2 ECE Professors Receive Outstanding Faculty Awards

The College of Engineering has recognized two professors from the Department of Electrical and Computer Engineering with Outstanding Faculty Awards. Assistant Professor Billy Putnam has received the Outstanding Faculty Teaching Award and Professor Jeremy Munday has received the Outstanding Mid-Career Faculty Award. 

These annual awards celebrate faculty members ensuring the future of engineering through excellence in teaching and research, with recipients selected by the college's Faculty Awards Committee. 

Billy Putnam

Outstanding Faculty Teaching Award

Billy Putnam, Electrical and Computer Engineering   

In an undergraduate course like electromagnetics, notorious for lengthy calculations with complex vector calculus, it is telling that students under Billy Putnam say they were excited to come to class.  

This is due to Putnam's knack and enthusiasm for teaching, but also to his commitment to a collaborative learning process. Putnam has innovated a series of pedagogical techniques to support group learning, such as problem-solving sessions where teaching assistants work directly with students to understand the key concepts of every lecture. These sessions also provide students with the opportunity to work together and receive feedback. This tactic has been so successful that other instructors in the Department of Electrical and Computer Engineering have adopted it.  

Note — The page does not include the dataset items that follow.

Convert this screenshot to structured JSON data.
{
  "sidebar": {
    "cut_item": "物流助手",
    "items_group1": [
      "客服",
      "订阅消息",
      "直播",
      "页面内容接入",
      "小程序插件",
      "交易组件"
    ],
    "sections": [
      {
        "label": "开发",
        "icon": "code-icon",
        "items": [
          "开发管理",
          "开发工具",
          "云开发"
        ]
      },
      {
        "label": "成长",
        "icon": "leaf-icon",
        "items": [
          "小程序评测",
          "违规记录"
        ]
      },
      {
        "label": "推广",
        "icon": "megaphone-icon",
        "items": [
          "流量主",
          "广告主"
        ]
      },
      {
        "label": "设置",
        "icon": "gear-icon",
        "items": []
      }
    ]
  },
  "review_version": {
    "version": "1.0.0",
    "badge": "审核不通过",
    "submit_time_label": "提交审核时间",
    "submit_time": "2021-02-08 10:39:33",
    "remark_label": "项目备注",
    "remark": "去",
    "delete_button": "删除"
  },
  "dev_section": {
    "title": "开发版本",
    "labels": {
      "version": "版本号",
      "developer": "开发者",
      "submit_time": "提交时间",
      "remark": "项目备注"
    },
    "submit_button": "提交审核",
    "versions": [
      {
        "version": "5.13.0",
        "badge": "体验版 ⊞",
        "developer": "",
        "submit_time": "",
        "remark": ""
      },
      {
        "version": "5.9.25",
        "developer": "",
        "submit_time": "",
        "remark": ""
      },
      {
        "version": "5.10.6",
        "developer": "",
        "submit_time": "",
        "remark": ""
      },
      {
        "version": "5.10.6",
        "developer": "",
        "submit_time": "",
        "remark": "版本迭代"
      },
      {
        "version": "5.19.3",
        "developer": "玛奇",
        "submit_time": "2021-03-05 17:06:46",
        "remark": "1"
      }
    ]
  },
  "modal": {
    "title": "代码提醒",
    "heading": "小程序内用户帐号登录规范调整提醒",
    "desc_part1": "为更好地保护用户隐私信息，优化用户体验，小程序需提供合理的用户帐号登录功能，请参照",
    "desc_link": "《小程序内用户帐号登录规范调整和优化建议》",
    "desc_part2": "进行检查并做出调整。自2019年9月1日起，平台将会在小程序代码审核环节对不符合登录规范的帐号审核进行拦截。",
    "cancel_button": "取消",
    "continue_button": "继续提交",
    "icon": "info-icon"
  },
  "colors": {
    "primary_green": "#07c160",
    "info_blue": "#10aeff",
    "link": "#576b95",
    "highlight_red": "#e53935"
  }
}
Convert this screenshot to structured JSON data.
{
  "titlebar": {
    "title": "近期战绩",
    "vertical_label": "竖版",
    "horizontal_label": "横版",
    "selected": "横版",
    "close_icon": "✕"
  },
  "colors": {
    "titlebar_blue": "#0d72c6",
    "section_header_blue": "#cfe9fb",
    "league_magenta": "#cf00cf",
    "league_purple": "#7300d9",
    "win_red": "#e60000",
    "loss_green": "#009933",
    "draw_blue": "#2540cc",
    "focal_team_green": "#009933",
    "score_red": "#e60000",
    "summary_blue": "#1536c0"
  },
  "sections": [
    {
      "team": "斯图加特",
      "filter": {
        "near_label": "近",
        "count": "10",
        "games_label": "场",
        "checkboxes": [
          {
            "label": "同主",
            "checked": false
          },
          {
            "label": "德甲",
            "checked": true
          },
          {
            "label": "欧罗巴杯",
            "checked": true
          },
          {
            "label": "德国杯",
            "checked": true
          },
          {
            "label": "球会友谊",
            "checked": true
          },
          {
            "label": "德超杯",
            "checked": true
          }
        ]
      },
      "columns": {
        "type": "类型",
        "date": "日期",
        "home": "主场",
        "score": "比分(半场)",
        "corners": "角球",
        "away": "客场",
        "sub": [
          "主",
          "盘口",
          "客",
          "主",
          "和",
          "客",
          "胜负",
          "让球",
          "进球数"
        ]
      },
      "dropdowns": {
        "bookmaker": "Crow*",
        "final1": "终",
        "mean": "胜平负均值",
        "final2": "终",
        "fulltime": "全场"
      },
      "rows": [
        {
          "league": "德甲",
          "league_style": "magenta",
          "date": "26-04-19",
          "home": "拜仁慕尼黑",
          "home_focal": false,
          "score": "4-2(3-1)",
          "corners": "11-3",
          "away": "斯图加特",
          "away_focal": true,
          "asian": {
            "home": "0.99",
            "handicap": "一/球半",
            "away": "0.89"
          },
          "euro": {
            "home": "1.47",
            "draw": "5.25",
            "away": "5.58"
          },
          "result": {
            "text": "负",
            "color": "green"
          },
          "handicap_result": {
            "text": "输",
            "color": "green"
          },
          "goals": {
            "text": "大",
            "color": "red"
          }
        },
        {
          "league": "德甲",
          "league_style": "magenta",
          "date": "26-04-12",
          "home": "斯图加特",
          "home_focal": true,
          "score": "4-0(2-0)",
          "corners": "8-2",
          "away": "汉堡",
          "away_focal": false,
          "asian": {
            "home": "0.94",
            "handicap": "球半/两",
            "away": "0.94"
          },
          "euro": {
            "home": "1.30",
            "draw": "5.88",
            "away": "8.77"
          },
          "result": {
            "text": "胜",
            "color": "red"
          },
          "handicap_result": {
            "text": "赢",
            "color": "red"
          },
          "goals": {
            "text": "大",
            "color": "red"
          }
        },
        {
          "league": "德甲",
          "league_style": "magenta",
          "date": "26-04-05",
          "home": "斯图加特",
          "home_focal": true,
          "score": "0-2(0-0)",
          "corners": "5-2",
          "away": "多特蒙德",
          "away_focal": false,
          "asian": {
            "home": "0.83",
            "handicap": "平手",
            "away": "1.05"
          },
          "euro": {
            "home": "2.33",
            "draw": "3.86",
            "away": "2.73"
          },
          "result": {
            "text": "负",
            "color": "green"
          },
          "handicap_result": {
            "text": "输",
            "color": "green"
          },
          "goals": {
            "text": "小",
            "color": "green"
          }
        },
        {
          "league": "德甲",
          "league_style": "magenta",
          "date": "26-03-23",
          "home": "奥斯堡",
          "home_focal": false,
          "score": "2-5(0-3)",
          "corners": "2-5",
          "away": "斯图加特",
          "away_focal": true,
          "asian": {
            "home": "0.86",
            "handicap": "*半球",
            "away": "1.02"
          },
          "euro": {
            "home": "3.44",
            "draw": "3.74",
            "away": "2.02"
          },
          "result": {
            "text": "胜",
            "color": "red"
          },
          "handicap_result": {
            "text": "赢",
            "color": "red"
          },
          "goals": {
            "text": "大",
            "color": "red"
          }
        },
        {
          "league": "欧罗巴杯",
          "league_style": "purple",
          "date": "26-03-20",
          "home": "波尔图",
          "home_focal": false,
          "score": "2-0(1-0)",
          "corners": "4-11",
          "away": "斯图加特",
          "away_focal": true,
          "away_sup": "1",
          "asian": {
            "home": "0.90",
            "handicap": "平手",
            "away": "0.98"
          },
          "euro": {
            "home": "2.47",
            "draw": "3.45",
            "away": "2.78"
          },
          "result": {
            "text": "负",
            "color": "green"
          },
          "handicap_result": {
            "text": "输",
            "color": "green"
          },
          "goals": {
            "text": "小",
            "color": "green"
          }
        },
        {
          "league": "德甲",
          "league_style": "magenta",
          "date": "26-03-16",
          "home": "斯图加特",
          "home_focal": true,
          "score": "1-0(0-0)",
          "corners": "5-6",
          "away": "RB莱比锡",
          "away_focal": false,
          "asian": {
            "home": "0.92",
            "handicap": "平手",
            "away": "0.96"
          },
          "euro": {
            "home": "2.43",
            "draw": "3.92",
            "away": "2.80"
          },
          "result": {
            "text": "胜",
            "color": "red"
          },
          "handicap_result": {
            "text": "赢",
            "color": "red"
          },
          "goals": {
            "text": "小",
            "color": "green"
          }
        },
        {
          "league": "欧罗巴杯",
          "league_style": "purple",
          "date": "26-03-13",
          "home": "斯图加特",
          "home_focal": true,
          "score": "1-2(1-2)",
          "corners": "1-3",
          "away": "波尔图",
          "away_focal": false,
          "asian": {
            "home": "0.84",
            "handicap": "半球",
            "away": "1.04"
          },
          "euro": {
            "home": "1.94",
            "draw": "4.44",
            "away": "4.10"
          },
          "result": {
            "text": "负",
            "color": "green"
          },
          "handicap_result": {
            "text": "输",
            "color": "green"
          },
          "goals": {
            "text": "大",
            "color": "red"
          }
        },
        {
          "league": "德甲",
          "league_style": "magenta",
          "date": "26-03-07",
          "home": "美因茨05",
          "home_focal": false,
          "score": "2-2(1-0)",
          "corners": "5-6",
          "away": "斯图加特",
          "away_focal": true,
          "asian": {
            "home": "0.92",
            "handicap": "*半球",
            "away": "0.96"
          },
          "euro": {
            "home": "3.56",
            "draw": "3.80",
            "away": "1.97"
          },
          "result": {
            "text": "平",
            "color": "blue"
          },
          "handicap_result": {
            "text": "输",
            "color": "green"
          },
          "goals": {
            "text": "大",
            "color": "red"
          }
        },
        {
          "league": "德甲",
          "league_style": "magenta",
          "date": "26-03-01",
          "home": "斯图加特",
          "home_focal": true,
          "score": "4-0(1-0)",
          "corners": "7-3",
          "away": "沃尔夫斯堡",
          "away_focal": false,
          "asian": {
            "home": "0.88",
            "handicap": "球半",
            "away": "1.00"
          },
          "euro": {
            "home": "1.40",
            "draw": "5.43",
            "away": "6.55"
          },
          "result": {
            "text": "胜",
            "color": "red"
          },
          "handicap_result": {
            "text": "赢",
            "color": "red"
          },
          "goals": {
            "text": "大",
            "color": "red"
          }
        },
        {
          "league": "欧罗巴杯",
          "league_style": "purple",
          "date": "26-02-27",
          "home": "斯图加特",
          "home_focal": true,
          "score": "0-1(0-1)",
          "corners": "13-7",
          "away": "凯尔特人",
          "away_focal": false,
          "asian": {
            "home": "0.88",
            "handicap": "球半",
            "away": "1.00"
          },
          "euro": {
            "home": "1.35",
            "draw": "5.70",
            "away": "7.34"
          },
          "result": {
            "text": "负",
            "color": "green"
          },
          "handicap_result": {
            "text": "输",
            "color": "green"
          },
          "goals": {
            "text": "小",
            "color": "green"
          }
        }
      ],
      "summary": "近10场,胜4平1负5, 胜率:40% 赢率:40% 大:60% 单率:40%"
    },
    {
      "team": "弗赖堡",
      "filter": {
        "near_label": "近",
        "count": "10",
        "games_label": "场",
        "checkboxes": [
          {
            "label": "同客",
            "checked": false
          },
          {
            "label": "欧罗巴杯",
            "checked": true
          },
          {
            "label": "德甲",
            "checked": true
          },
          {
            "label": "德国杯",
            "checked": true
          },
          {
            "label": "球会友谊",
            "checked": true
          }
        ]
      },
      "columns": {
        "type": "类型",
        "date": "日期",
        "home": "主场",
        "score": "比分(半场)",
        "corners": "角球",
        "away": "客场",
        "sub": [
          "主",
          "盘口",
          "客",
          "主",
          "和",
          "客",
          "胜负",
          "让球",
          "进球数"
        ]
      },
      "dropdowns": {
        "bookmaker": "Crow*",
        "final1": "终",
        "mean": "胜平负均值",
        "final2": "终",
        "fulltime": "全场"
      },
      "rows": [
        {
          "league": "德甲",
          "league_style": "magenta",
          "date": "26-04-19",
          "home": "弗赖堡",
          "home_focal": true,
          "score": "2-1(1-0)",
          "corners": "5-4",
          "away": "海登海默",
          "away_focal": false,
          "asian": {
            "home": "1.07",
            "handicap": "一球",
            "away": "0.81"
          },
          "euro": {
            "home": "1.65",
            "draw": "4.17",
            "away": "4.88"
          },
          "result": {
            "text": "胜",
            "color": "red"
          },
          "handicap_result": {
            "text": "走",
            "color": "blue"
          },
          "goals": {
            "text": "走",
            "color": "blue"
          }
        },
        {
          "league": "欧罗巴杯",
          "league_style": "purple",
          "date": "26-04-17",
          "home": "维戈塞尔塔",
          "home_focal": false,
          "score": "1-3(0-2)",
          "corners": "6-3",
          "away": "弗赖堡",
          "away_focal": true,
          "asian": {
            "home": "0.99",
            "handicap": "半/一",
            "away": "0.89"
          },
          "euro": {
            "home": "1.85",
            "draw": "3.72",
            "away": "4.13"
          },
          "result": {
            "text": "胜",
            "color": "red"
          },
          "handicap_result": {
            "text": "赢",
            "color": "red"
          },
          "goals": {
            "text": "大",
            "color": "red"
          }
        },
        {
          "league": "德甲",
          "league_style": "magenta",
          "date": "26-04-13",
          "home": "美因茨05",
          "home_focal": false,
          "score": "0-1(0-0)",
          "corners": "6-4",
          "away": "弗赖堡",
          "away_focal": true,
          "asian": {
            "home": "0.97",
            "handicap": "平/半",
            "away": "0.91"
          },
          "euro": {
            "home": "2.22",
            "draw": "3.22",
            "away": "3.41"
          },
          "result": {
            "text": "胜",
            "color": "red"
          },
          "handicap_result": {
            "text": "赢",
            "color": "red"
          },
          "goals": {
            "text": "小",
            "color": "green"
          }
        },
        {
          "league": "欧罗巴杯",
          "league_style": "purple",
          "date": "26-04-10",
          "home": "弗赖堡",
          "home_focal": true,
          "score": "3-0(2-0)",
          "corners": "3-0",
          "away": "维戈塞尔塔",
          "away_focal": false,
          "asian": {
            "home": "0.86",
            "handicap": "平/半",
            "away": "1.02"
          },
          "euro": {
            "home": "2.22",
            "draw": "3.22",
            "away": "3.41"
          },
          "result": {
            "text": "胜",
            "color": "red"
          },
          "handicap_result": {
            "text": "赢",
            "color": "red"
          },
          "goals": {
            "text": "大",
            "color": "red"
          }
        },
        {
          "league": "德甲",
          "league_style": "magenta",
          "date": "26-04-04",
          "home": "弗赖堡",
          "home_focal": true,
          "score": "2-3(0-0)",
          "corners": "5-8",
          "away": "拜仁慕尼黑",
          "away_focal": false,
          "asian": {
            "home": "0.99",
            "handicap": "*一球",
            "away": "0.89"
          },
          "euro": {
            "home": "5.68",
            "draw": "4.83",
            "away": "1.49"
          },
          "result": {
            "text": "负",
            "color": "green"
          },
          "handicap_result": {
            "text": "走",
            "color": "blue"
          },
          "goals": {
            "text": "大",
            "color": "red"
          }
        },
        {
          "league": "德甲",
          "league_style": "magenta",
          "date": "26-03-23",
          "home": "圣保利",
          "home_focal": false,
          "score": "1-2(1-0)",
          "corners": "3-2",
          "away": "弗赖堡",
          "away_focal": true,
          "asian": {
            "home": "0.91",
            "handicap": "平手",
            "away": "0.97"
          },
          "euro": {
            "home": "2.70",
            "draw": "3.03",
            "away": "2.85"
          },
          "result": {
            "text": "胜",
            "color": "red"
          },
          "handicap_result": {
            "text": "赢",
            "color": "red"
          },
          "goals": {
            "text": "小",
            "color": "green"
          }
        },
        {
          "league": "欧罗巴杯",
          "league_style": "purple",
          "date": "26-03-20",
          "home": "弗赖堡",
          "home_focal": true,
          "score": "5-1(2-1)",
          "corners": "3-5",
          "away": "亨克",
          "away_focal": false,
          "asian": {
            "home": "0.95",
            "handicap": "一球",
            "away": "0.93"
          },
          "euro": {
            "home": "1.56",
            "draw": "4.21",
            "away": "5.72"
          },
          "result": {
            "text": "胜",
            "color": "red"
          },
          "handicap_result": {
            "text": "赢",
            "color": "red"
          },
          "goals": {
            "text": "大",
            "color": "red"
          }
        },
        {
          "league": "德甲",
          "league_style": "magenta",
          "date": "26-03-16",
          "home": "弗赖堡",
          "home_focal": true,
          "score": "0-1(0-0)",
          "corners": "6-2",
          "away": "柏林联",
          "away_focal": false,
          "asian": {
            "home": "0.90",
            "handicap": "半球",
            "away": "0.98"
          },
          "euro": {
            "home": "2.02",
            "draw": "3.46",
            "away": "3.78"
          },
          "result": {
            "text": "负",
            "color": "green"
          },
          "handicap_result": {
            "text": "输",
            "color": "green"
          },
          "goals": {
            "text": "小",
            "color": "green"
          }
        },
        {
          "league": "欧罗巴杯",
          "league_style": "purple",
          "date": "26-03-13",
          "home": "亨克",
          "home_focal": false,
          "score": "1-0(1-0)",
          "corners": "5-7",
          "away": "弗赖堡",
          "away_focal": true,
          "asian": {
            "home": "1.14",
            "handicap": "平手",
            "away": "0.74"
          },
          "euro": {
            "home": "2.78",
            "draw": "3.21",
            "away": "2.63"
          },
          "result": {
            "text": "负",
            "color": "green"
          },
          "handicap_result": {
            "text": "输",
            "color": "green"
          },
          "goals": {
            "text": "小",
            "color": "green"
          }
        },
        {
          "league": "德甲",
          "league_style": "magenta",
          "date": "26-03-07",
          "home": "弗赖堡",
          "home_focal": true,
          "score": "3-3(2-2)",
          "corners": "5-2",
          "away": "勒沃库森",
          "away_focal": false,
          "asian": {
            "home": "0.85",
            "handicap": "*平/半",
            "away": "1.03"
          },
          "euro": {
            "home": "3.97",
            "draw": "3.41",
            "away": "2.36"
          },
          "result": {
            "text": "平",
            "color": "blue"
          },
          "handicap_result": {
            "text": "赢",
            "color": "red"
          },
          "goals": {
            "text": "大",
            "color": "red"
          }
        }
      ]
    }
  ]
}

Beyond teaching undergraduate electromagnetics, Putnam has created an interdisciplinary graduate course on nonlinear and ultrafast photonics, pulling from his extensive expertise in ultrafast laser physics and nonlinear optics. The course has received substantial praise from students in the college and at the Lawrence Livermore National Laboratory, showcasing the breadth and impact of his teaching style.  

Before joining UC Davis in 2018, Putnam received his bachelor's degrees in physics and electrical engineering and his master's and doctoral degrees in electrical engineering from MIT.  

Jeremy Munday

Outstanding Mid-Career Faculty Award

Jeremy Munday, Electrical and Computer Engineering  

Since Jeremy Munday's early research days, earning his Master of Arts and Ph.D. in physics from Harvard University and doing postdoctoral work at the California Institute of Technology, he has made a name for himself as an esteemed contributor to the fields of quantum engineering and nanophotonics for advancing clean energy.   

Munday has worked to observe and explore the Casimir force — a strong quantum mechanical effect that draws small objects toward each other — across nanoscale gaps between materials. His lab recently demonstrated several new methods for controlling it, which could lead to designing and engineering next-generation nanomechanical technologies.   

In the field of nanophotonics, Munday researches both fundamental and applied aspects, and how they might be used to enhance clean energy via applications like thermophotovoltaics, which convert heat to electricity and could increase the efficiency of solar panels when used in conjunction with a specially engineered optical emitter.   

Since joining UC Davis in 2019, he has led several multi-institutional DARPA projects and been elected to Fellow of SPIE and Optica. A prolific and impactful researcher, Munday has authored and co-authored over 100 peer-reviewed papers and has been cited over 9,000 times.